Revitalizing Korea’s ESG bond market

In Korea, the ESG bond market has achieved notable quantitative growth in a short period of time, climbing to seventh place as an individual country based on the 2022 cumulative issuance value. But qualitatively, there is much room for improvement and one of the most urgent issues is increasing the use of green bonds by private companies. To this end, policy measures are needed to reduce costs associated with issuing green bonds and to widen the pool of companies eligible for green bond issuance. 

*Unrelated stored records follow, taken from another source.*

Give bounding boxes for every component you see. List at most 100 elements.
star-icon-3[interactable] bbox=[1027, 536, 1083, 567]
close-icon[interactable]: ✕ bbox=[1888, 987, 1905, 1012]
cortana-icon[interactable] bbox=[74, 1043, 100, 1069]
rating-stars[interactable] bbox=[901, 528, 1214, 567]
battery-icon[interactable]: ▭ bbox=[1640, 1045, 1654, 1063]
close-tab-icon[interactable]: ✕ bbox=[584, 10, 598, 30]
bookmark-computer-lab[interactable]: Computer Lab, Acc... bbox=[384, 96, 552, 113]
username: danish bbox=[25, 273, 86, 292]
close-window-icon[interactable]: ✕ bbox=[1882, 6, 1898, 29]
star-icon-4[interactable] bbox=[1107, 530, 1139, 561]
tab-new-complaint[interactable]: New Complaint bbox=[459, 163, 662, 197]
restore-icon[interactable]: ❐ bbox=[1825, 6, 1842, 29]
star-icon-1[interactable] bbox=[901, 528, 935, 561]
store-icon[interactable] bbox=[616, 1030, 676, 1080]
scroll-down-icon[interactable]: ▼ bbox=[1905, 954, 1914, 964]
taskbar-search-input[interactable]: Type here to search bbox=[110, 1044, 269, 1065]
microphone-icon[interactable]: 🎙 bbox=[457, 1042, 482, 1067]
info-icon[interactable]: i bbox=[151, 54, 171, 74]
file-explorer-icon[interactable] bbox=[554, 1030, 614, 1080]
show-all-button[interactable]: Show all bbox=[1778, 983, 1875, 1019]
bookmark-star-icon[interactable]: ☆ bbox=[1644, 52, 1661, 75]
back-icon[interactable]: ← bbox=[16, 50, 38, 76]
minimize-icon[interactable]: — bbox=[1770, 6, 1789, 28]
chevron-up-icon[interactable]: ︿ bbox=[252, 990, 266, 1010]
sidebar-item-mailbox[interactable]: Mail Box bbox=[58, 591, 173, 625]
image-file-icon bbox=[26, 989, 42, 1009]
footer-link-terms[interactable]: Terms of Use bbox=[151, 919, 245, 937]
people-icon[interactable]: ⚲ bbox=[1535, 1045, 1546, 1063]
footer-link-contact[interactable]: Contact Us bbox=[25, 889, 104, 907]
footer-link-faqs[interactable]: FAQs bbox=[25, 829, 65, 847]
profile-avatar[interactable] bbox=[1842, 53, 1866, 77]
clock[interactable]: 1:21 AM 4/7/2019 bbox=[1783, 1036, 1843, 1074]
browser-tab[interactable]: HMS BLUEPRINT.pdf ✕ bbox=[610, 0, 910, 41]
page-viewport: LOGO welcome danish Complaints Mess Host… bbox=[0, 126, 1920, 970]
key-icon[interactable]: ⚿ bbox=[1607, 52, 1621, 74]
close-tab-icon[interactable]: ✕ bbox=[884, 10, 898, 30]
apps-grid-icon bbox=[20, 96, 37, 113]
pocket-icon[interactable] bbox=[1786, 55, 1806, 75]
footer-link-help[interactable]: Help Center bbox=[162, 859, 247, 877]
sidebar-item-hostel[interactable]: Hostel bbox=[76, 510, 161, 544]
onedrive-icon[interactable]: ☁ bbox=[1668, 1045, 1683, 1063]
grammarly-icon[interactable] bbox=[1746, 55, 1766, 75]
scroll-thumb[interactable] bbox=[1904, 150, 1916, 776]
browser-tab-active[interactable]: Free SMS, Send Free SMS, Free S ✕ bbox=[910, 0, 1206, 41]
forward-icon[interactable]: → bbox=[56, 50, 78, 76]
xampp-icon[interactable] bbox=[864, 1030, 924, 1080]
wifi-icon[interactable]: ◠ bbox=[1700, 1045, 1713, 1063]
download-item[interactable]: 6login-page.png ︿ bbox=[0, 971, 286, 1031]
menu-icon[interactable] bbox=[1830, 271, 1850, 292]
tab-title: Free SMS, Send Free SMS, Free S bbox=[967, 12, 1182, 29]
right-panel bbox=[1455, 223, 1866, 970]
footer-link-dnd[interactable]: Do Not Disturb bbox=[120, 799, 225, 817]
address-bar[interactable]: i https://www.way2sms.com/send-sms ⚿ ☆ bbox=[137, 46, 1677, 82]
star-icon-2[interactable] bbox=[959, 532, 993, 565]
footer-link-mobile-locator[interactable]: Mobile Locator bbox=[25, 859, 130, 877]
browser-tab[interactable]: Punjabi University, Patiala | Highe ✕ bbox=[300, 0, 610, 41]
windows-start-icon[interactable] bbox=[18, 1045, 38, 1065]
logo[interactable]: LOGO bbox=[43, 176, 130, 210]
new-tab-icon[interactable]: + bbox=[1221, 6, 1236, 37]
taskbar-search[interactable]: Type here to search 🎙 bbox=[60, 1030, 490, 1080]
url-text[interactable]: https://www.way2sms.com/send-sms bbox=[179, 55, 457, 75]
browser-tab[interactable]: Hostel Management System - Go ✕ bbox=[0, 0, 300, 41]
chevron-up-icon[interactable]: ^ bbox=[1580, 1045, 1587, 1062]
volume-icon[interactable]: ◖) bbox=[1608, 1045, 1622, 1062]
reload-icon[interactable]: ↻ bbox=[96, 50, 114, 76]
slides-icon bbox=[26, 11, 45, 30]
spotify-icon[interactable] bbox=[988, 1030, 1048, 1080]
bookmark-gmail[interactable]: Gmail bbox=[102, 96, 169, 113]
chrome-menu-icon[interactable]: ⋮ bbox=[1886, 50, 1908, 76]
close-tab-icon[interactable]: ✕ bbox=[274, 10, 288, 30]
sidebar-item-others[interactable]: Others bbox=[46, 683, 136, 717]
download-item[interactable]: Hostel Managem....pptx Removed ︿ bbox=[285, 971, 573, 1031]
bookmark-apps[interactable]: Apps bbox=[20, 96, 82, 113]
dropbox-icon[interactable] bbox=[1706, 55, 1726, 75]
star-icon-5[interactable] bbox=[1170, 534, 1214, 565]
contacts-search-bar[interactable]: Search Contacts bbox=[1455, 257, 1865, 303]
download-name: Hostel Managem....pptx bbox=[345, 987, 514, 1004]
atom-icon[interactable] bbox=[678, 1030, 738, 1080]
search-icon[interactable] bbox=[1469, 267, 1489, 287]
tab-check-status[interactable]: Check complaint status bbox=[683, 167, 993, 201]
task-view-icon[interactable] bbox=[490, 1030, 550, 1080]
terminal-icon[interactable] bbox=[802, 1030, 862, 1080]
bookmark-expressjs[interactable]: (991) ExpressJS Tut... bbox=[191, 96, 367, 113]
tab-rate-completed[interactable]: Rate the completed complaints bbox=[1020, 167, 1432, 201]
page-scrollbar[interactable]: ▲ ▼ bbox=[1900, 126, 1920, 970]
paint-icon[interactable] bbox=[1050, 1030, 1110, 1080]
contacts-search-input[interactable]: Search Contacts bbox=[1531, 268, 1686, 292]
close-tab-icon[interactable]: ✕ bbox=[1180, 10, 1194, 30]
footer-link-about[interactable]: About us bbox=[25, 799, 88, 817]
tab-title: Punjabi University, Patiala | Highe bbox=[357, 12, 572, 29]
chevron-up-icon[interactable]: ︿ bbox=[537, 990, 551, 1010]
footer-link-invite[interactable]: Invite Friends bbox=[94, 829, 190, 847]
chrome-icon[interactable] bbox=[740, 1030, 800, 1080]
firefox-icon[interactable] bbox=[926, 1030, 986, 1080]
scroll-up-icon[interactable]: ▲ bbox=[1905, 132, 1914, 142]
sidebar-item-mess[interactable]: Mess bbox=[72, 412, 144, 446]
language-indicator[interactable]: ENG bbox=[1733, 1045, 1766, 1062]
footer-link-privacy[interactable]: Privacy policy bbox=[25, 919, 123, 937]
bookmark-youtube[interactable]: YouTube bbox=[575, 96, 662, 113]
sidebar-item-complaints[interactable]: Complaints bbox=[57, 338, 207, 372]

Having recognized this issue, Korea’s policy authorities are working on new assistance measures to encourage companies to issue green bonds. In February 2023, the Ministry of Environment announced a pilot program to temporarily cover the interest cost incurred from “K-Green Bond”3) issuance.4) The program, with a total budget of KRW 7.7 billion, will provide up to KRW 300 million per company to cover interest costs. About 70% of the total budget will be primarily allocated to the projects contributing to Korea’s carbon neutrality goal, with the aim of issuance of K-Green Bonds worth around KRW 3 trillion. Applicable interest rate assistance will be 0.4% of issuance value for SMEs, who have a higher green bond issuance burden, and 0.2% for large companies and public institutions. The assistance will be provided for one year following the issuance date and the program will be maintained until the budget is exhausted. The program is expected to serve as growth momentum for the green bond market in Korea. But as this has been launched as a temporary pilot program, what is needed is a more comprehensive long-term support policy. In addition to assistance for issuers, support measures for investors, such as tax credits, need to be considered.

It is also necessary to devise a plan to expand the pool of green bond issuers. Korea’s carbon intensive industrial structure has limited many domestic companies’ access to green bond issuance. In this respect, the case of Japan can be referred, as it shares a similar industrial structure and Paris Climate Agreement targets with Korea. Japan’s Financial Services Agency and Ministry of Economy, Trade and Industry released the Framework for Transition Finance in May 2021. The framework set criteria that allow Japanese companies in implementing decarbonization strategies, to raise funds using transition bonds and transition loans. However, outside of Japan, transition bonds are not yet recognized as a separate ESG bond class and there are many debates surrounding the issue of transition bonds. Despite this fact, Korea should look broadly at measures that can enhance the use of ESG bonds by private companies, including the possible adoption of transition bonds, in light of the urgent need for the country to transition to a carbon neutral society. 
 
1) The Presidential Commission on Carbon Neutrality and Green Growth, March 21, 2023, The Yoon administration’s blueprint for achieving carbon neutrality and green growth by 2050, press release. 
2) The European Parliament passed the relevant provisional agreement in October 2022 and EU member states are preparing for the introduction of RePowerEU.
3) “K-Green Bonds” refer to bonds that are issued based on Korea’s green taxonomy in accordance with the revised Korean Green Bond Guidelines released in December 2022.
4) Ministry of Environment, February 23, 2023, Support for K-Green Bond issuance to provide momentum for growth of green finance, press release.